During the fall of 2018, 2/2 was dispatched in support of Operation Trident Juncture, a joint training operation conducted by NATO in Norway. In August 2019, 2/2 was deployed as part of the UDP of Okinawa, where they traveled to mainland Japan as well as the Philippian islands, and South Korea in order to improve relations and serve as instructors for the local militaries. They returned to Camp Lejeune in February 2020, narrowly avoiding the travel restrictions imposed due to the COVID-19 outbreak.

During the COVID-19 outbreak, the battalion participated in a UDP to Okinawa from February to August 2021, where they forward deployed to Korea and mainland Japan. While in Japan they were the first Marine Corps infantry battalion to participate in a force-on-force exercise against the Japanese Ground Self-Defense Force, where they earned the Meritorious Unit Citation for their efforts abroad.

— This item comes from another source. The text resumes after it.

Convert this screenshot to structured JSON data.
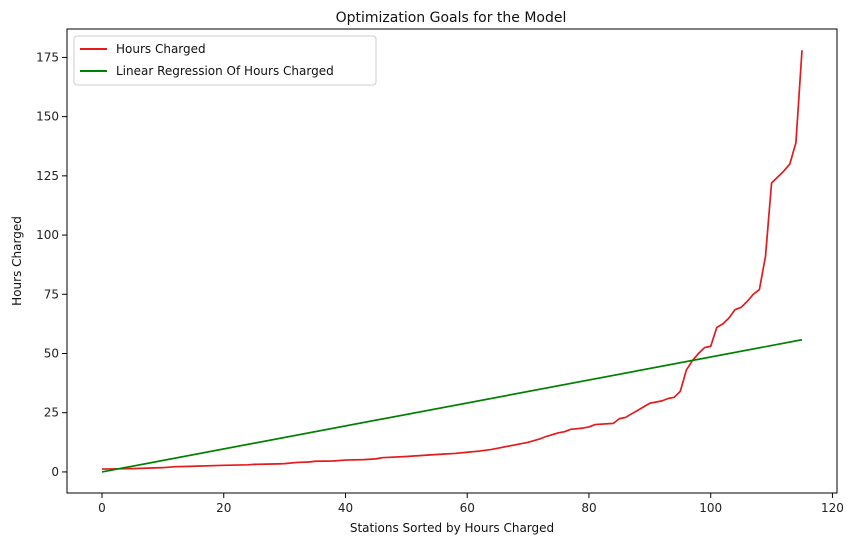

2/2 deployed again to Okinawa in support of the UDP from August 2023 to February 2024 where the unit conducted training exercises in Okinawa and mainland Japan.

==Awards and honors==
- Presidential Unit Citation Streamer with one bronze award star
- Navy Unit Commendation Streamer
- Meritorious Unit Commendation Streamer
- Marine Corps Expeditionary Streamer with one bronze campaign star
- American Defense Service Streamer
- Asia Pacific Campaign Streamer with one silver star and one bronze campaign star
- World War II Victory Streamer
- Navy Occupation Service Streamer with "Asia" and "Europe" clasps
- National Defense Service Streamer with two bronze campaign stars
- Armed Forces Expeditionary Streamer with two bronze campaign stars
- Southwest Asia Service Streamer with two bronze campaign stars.